IMPROVING EFFICACY OF GENE TRANSFER INTO HEMATOPOIETIC STEM CELLS

Hematopoietic stem cells (HSCs) are attractive targets for the gene therapy of a variety of genetic diseases. If successfully engrafted after ex vivo gene transfer and transplantation, they will generate a progeny of gene-corrected cells of all different blood lineages and potentially for the life span of the recipient. For gene therapy to be efficacious, effective gene transfer must be reached into HSCs without compromising their crucial biological properties. This is a challenge, because current transduction protocols require extensive ex vivo HSC culture and manipulation. HIV-1 derived vectors (lentiviral vectors, LV) may provide the means to achieve gene transfer in the majority of HSCs in a transplant, with minimal cell culture. In recent studies we have developed a protocol for efficient gene transfer into human cord blood-derived HSCs by LV, and we verified in a mouse xenotransplant model that our protocol did not affect the fundamental properties of HSCs. Our results provided a formal demonstration that primitive human HSCs with self-renewal and multi-lineage repopulation capacity can be efficiently gene-corrected by LV. However, we now need to reproduce our studies with HSC derived from more clinically relevant sources, such as the bone marrow and mobilized peripheral blood, and using more stringent xenotransplant models that allow longer follow-up time. We also found that, in hematopoietic progenitors, the proteasome, a cellular disposal, exerts an anti-viral activity, limiting the efficiency of LV gene transfer.
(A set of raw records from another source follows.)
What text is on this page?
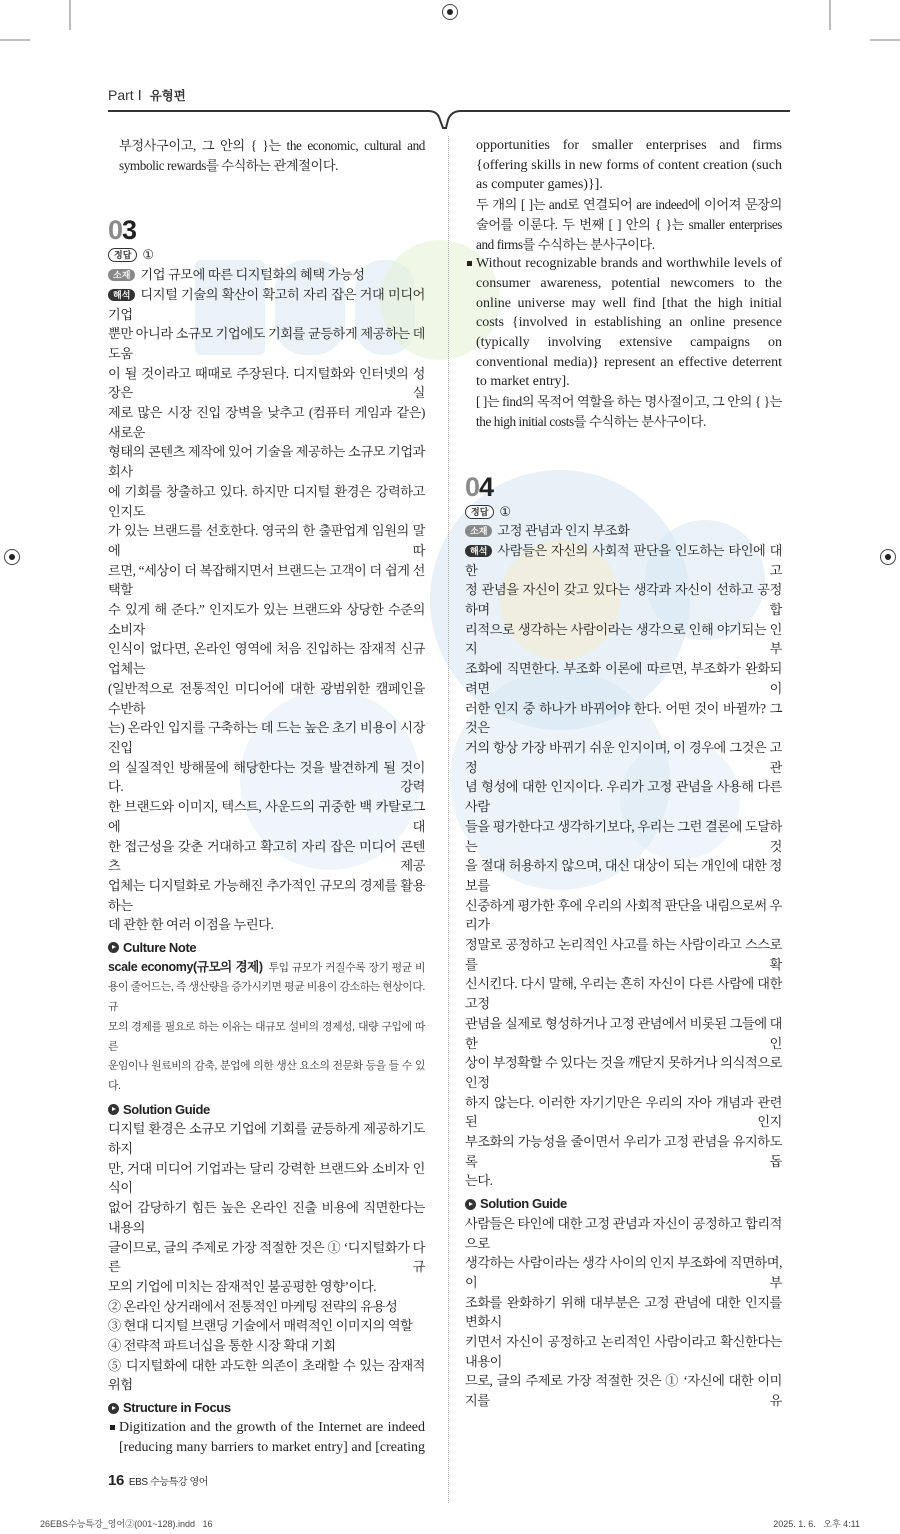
Part Ⅰ 유형편
부정사구이고, 그 안의 { }는 the economic, cultural and
symbolic rewards를 수식하는 관계절이다.
03
정답 ①
소재 기업 규모에 따른 디지털화의 혜택 가능성
해석 디지털 기술의 확산이 확고히 자리 잡은 거대 미디어 기업
뿐만 아니라 소규모 기업에도 기회를 균등하게 제공하는 데 도움
이 될 것이라고 때때로 주장된다. 디지털화와 인터넷의 성장은 실
제로 많은 시장 진입 장벽을 낮추고 (컴퓨터 게임과 같은) 새로운
형태의 콘텐츠 제작에 있어 기술을 제공하는 소규모 기업과 회사
에 기회를 창출하고 있다. 하지만 디지털 환경은 강력하고 인지도
가 있는 브랜드를 선호한다. 영국의 한 출판업계 임원의 말에 따
르면, “세상이 더 복잡해지면서 브랜드는 고객이 더 쉽게 선택할
수 있게 해 준다.” 인지도가 있는 브랜드와 상당한 수준의 소비자
인식이 없다면, 온라인 영역에 처음 진입하는 잠재적 신규 업체는
(일반적으로 전통적인 미디어에 대한 광범위한 캠페인을 수반하
는) 온라인 입지를 구축하는 데 드는 높은 초기 비용이 시장 진입
의 실질적인 방해물에 해당한다는 것을 발견하게 될 것이다. 강력
한 브랜드와 이미지, 텍스트, 사운드의 귀중한 백 카탈로그에 대
한 접근성을 갖춘 거대하고 확고히 자리 잡은 미디어 콘텐츠 제공
업체는 디지털화로 가능해진 추가적인 규모의 경제를 활용하는
데 관한 한 여러 이점을 누린다.
Culture Note
scale economy(규모의 경제) 투입 규모가 커질수록 장기 평균 비
용이 줄어드는, 즉 생산량을 증가시키면 평균 비용이 감소하는 현상이다. 규
모의 경제를 필요로 하는 이유는 대규모 설비의 경제성, 대량 구입에 따른
운임이나 원료비의 감축, 분업에 의한 생산 요소의 전문화 등을 들 수 있다.
Solution Guide
디지털 환경은 소규모 기업에 기회를 균등하게 제공하기도 하지
만, 거대 미디어 기업과는 달리 강력한 브랜드와 소비자 인식이
없어 감당하기 힘든 높은 온라인 진출 비용에 직면한다는 내용의
글이므로, 글의 주제로 가장 적절한 것은 ① ‘디지털화가 다른 규
모의 기업에 미치는 잠재적인 불공평한 영향’이다.
② 온라인 상거래에서 전통적인 마케팅 전략의 유용성
③ 현대 디지털 브랜딩 기술에서 매력적인 이미지의 역할
④ 전략적 파트너십을 통한 시장 확대 기회
⑤ 디지털화에 대한 과도한 의존이 초래할 수 있는 잠재적 위험
Structure in Focus
Digitization and the growth of the Internet are indeed
[reducing many barriers to market entry] and [creating
16 EBS 수능특강 영어
opportunities for smaller enterprises and firms
{offering skills in new forms of content creation (such
as computer games)}].
두 개의 [ ]는 and로 연결되어 are indeed에 이어져 문장의
술어를 이룬다. 두 번째 [ ] 안의 { }는 smaller enterprises
and firms를 수식하는 분사구이다.
Without recognizable brands and worthwhile levels of
consumer awareness, potential newcomers to the
online universe may well find [that the high initial
costs {involved in establishing an online presence
(typically involving extensive campaigns on
conventional media)} represent an effective deterrent
to market entry].
[ ]는 find의 목적어 역할을 하는 명사절이고, 그 안의 { }는
the high initial costs를 수식하는 분사구이다.
04
정답 ①
소재 고정 관념과 인지 부조화
해석 사람들은 자신의 사회적 판단을 인도하는 타인에 대한 고
정 관념을 자신이 갖고 있다는 생각과 자신이 선하고 공정하며 합
리적으로 생각하는 사람이라는 생각으로 인해 야기되는 인지 부
조화에 직면한다. 부조화 이론에 따르면, 부조화가 완화되려면 이
러한 인지 중 하나가 바뀌어야 한다. 어떤 것이 바뀔까? 그것은
거의 항상 가장 바뀌기 쉬운 인지이며, 이 경우에 그것은 고정 관
념 형성에 대한 인지이다. 우리가 고정 관념을 사용해 다른 사람
들을 평가한다고 생각하기보다, 우리는 그런 결론에 도달하는 것
을 절대 허용하지 않으며, 대신 대상이 되는 개인에 대한 정보를
신중하게 평가한 후에 우리의 사회적 판단을 내림으로써 우리가
정말로 공정하고 논리적인 사고를 하는 사람이라고 스스로를 확
신시킨다. 다시 말해, 우리는 흔히 자신이 다른 사람에 대한 고정
관념을 실제로 형성하거나 고정 관념에서 비롯된 그들에 대한 인
상이 부정확할 수 있다는 것을 깨닫지 못하거나 의식적으로 인정
하지 않는다. 이러한 자기기만은 우리의 자아 개념과 관련된 인지
부조화의 가능성을 줄이면서 우리가 고정 관념을 유지하도록 돕
는다.
Solution Guide
사람들은 타인에 대한 고정 관념과 자신이 공정하고 합리적으로
생각하는 사람이라는 생각 사이의 인지 부조화에 직면하며, 이 부
조화를 완화하기 위해 대부분은 고정 관념에 대한 인지를 변화시
키면서 자신이 공정하고 논리적인 사람이라고 확신한다는 내용이
므로, 글의 주제로 가장 적절한 것은 ① ‘자신에 대한 이미지를 유
26EBS수능특강_영어②(001~128).indd   16	2025. 1. 6.   오후 4:11
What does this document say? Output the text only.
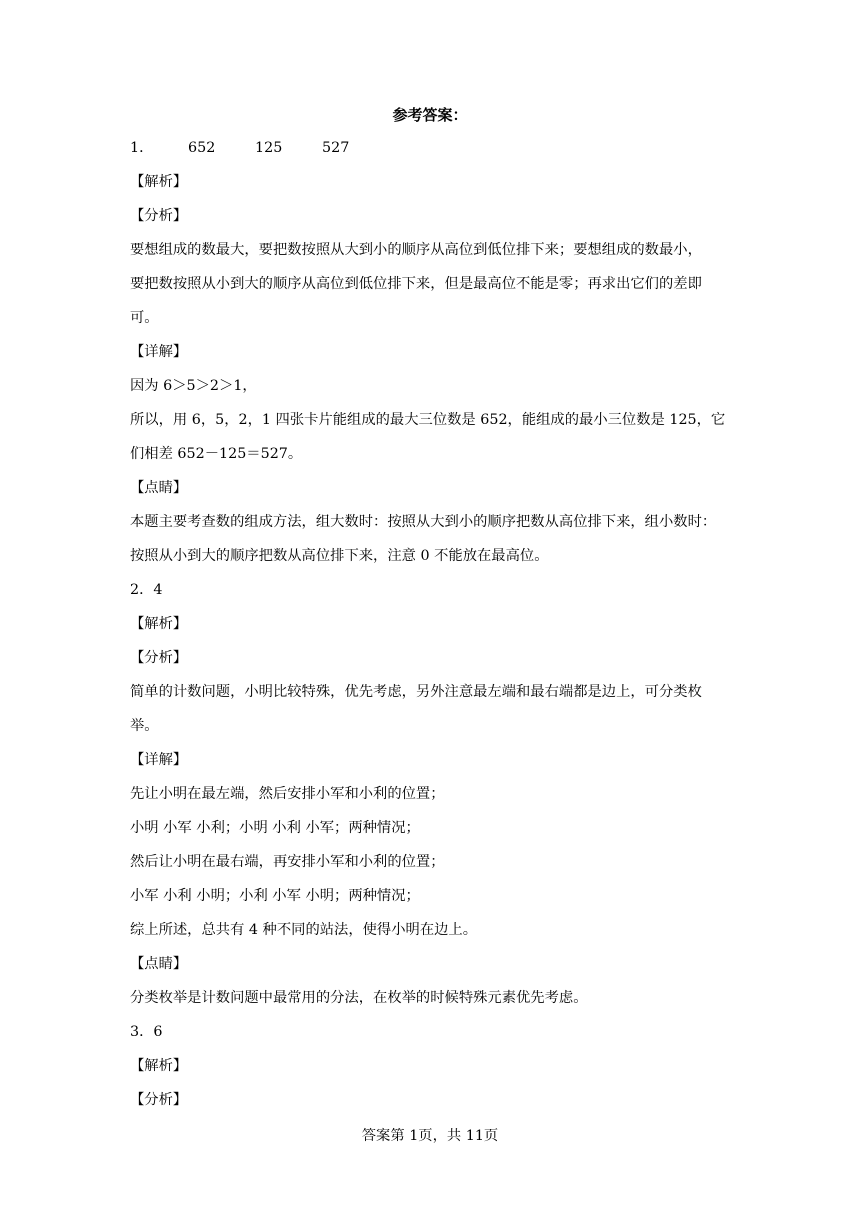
参考答案：
1． 652	125	527
【解析】
【分析】
要想组成的数最大，要把数按照从大到小的顺序从高位到低位排下来；要想组成的数最小，
要把数按照从小到大的顺序从高位到低位排下来，但是最高位不能是零；再求出它们的差即
可。
【详解】
因为 6＞5＞2＞1，
所以，用 6，5，2，1 四张卡片能组成的最大三位数是 652，能组成的最小三位数是 125，它
们相差 652－125＝527。
【点睛】
本题主要考查数的组成方法，组大数时：按照从大到小的顺序把数从高位排下来，组小数时：
按照从小到大的顺序把数从高位排下来，注意 0 不能放在最高位。
2．4
【解析】
【分析】
简单的计数问题，小明比较特殊，优先考虑，另外注意最左端和最右端都是边上，可分类枚
举。
【详解】
先让小明在最左端，然后安排小军和小利的位置；
小明 小军 小利；小明 小利 小军；两种情况；
然后让小明在最右端，再安排小军和小利的位置；
小军 小利 小明；小利 小军 小明；两种情况；
综上所述，总共有 4 种不同的站法，使得小明在边上。
【点睛】
分类枚举是计数问题中最常用的分法，在枚举的时候特殊元素优先考虑。
3．6
【解析】
【分析】
答案第 1页，共 11页
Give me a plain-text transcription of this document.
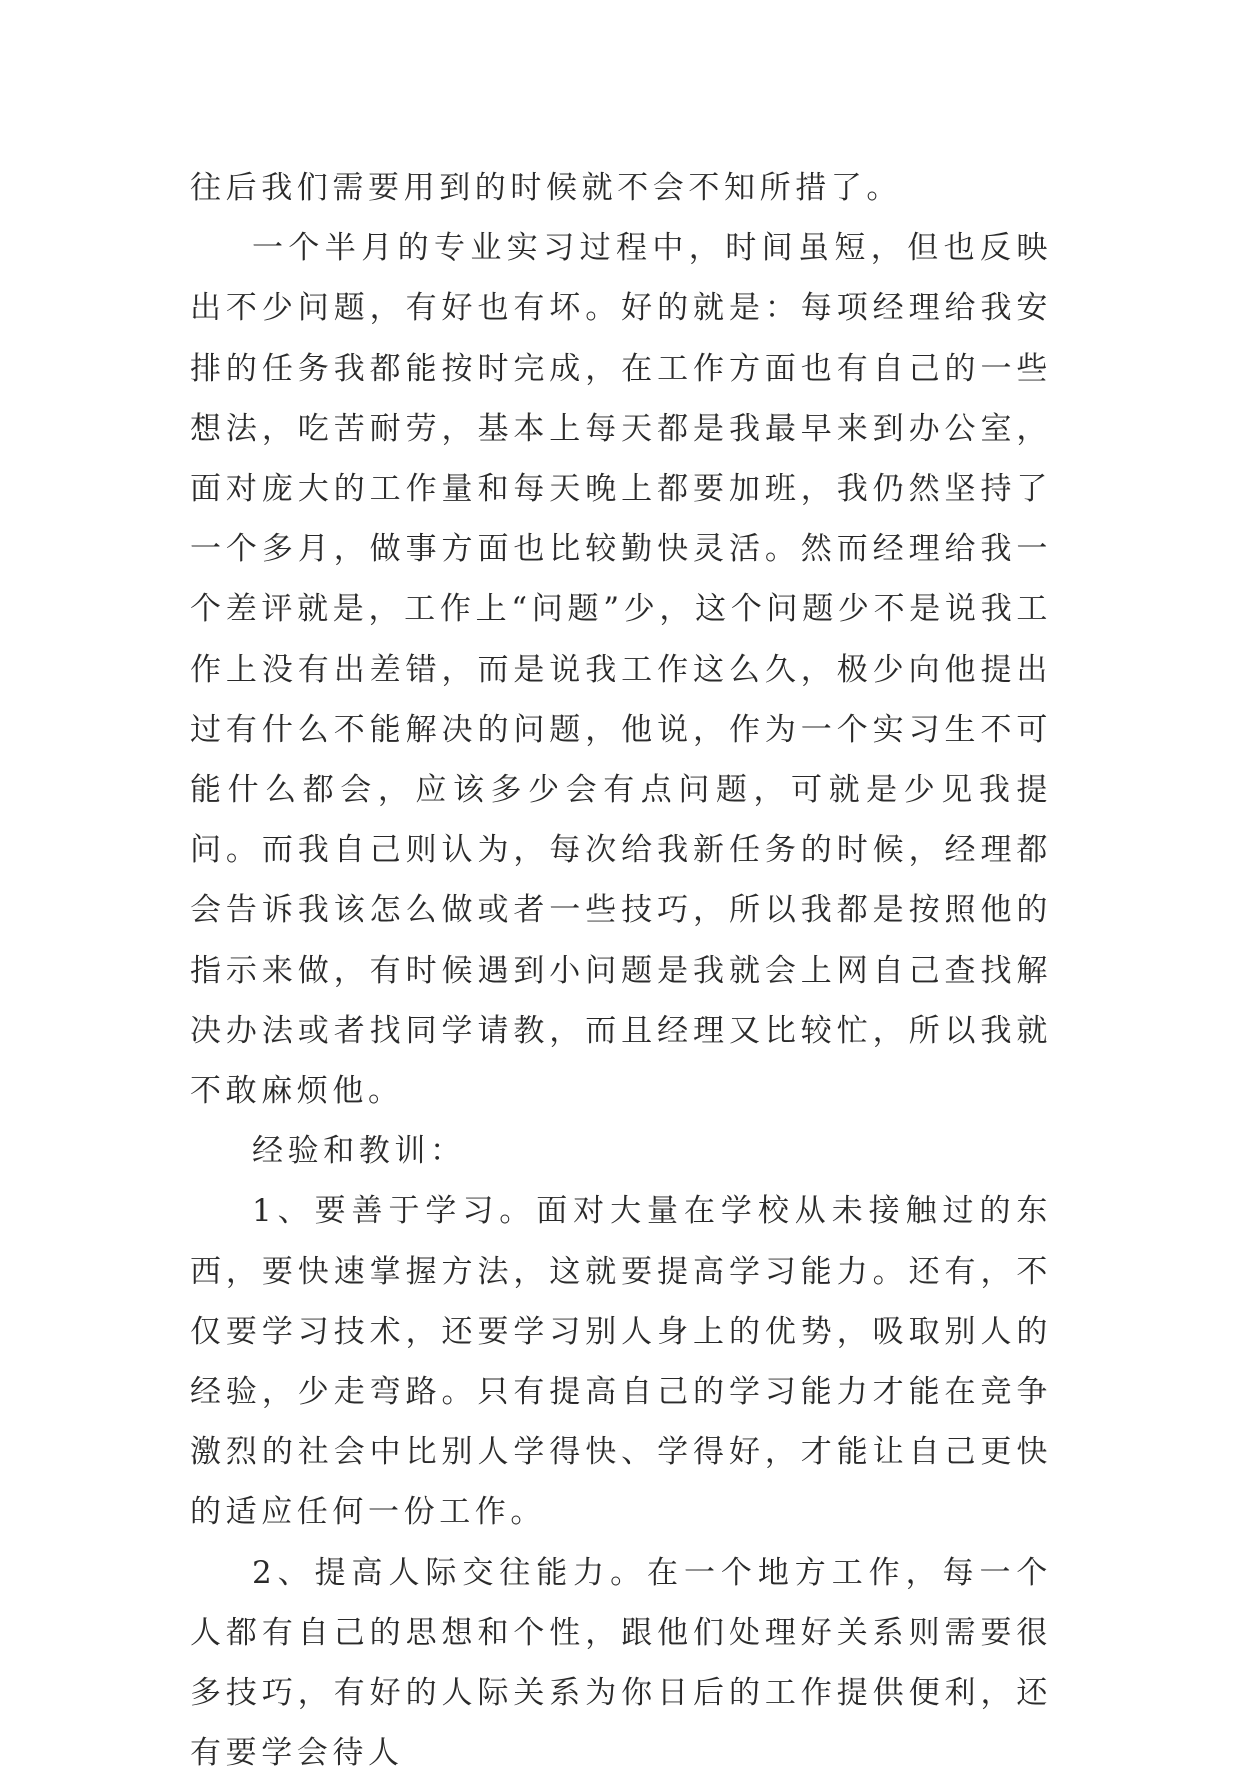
往后我们需要用到的时候就不会不知所措了。

一个半月的专业实习过程中，时间虽短，但也反映出不少问题，有好也有坏。好的就是：每项经理给我安排的任务我都能按时完成，在工作方面也有自己的一些想法，吃苦耐劳，基本上每天都是我最早来到办公室，面对庞大的工作量和每天晚上都要加班，我仍然坚持了一个多月，做事方面也比较勤快灵活。然而经理给我一个差评就是，工作上“问题”少，这个问题少不是说我工作上没有出差错，而是说我工作这么久，极少向他提出过有什么不能解决的问题，他说，作为一个实习生不可能什么都会，应该多少会有点问题，可就是少见我提问。而我自己则认为，每次给我新任务的时候，经理都会告诉我该怎么做或者一些技巧，所以我都是按照他的指示来做，有时候遇到小问题是我就会上网自己查找解决办法或者找同学请教，而且经理又比较忙，所以我就不敢麻烦他。

经验和教训：

1、要善于学习。面对大量在学校从未接触过的东西，要快速掌握方法，这就要提高学习能力。还有，不仅要学习技术，还要学习别人身上的优势，吸取别人的经验，少走弯路。只有提高自己的学习能力才能在竞争激烈的社会中比别人学得快、学得好，才能让自己更快的适应任何一份工作。

2、提高人际交往能力。在一个地方工作，每一个人都有自己的思想和个性，跟他们处理好关系则需要很多技巧，有好的人际关系为你日后的工作提供便利，还有要学会待人
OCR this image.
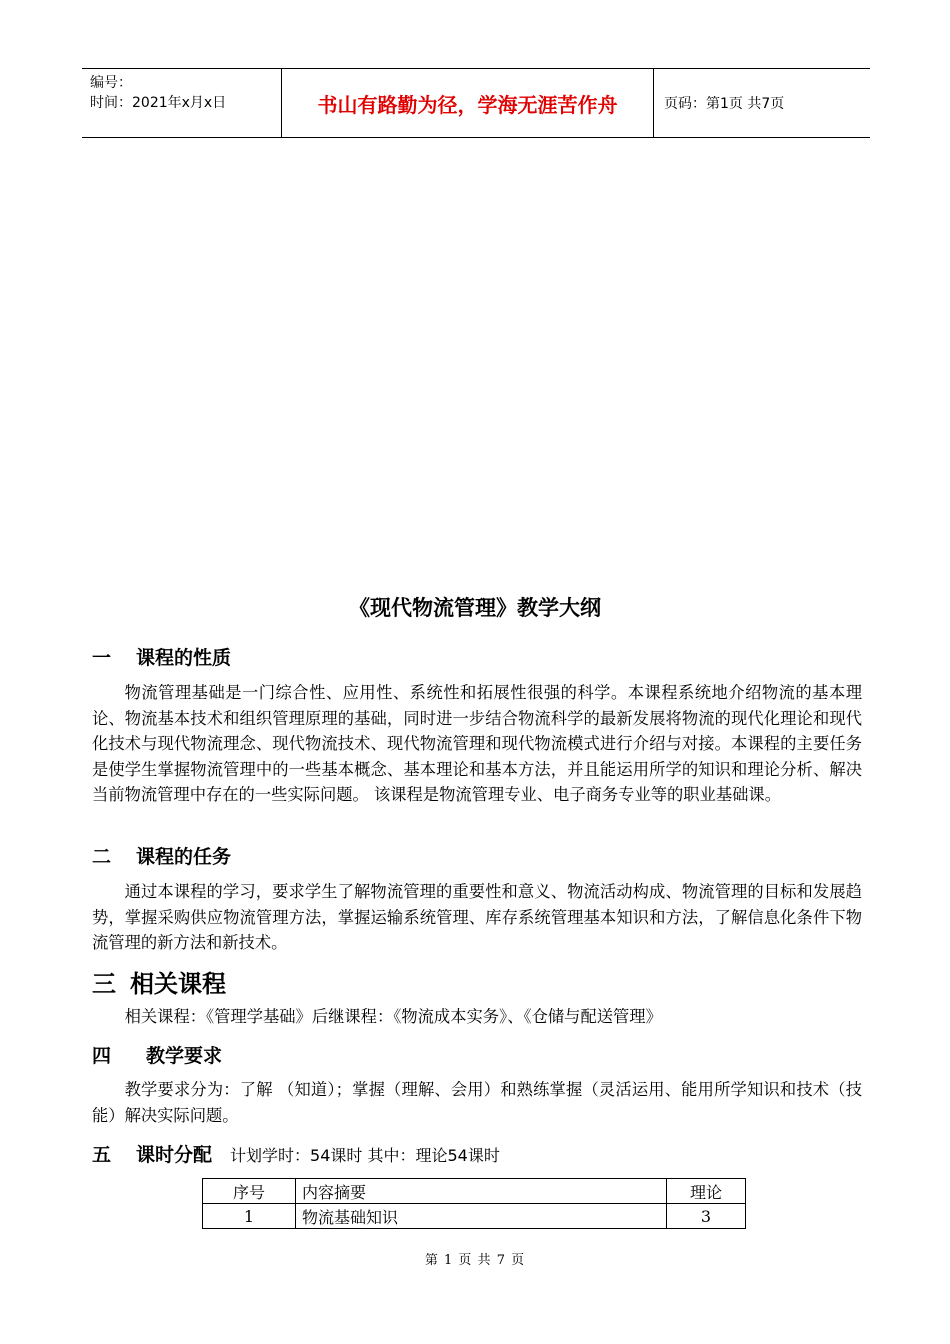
编号：
时间：2021年x月x日	书山有路勤为径，学海无涯苦作舟	页码：第1页 共7页
《现代物流管理》教学大纲
一 课程的性质
物流管理基础是一门综合性、应用性、系统性和拓展性很强的科学。本课程系统地介绍物流的基本理论、物流基本技术和组织管理原理的基础，同时进一步结合物流科学的最新发展将物流的现代化理论和现代化技术与现代物流理念、现代物流技术、现代物流管理和现代物流模式进行介绍与对接。本课程的主要任务是使学生掌握物流管理中的一些基本概念、基本理论和基本方法，并且能运用所学的知识和理论分析、解决当前物流管理中存在的一些实际问题。 该课程是物流管理专业、电子商务专业等的职业基础课。
二 课程的任务
通过本课程的学习，要求学生了解物流管理的重要性和意义、物流活动构成、物流管理的目标和发展趋势，掌握采购供应物流管理方法，掌握运输系统管理、库存系统管理基本知识和方法，了解信息化条件下物流管理的新方法和新技术。
三 相关课程
相关课程：《管理学基础》后继课程：《物流成本实务》、《仓储与配送管理》
四 教学要求
教学要求分为：了解 （知道）；掌握（理解、会用）和熟练掌握（灵活运用、能用所学知识和技术（技能）解决实际问题。
五 课时分配 计划学时：54课时 其中：理论54课时
序号	内容摘要	理论
1	物流基础知识	3
第 1 页 共 7 页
We will investigate the mechanism by which proteasome limits LV gene transfer, in order to find a way to manipulate it and further increase gene transfer in HSCs. Gene therapy of some storage disorders and the hemoglobinopathies, however, may require very high levels of engraftment by gene-corrected HSC, a challenge even for an efficient gene transfer system. Thus, we will also explore strategies to amplify in vivo the ex vivo gene-modified HSCs. If successful, these studies will validate LV for highly efficient gene transfer into primitive HSCs, providing the scientific rationale for a clinical trial of this new gene transfer system.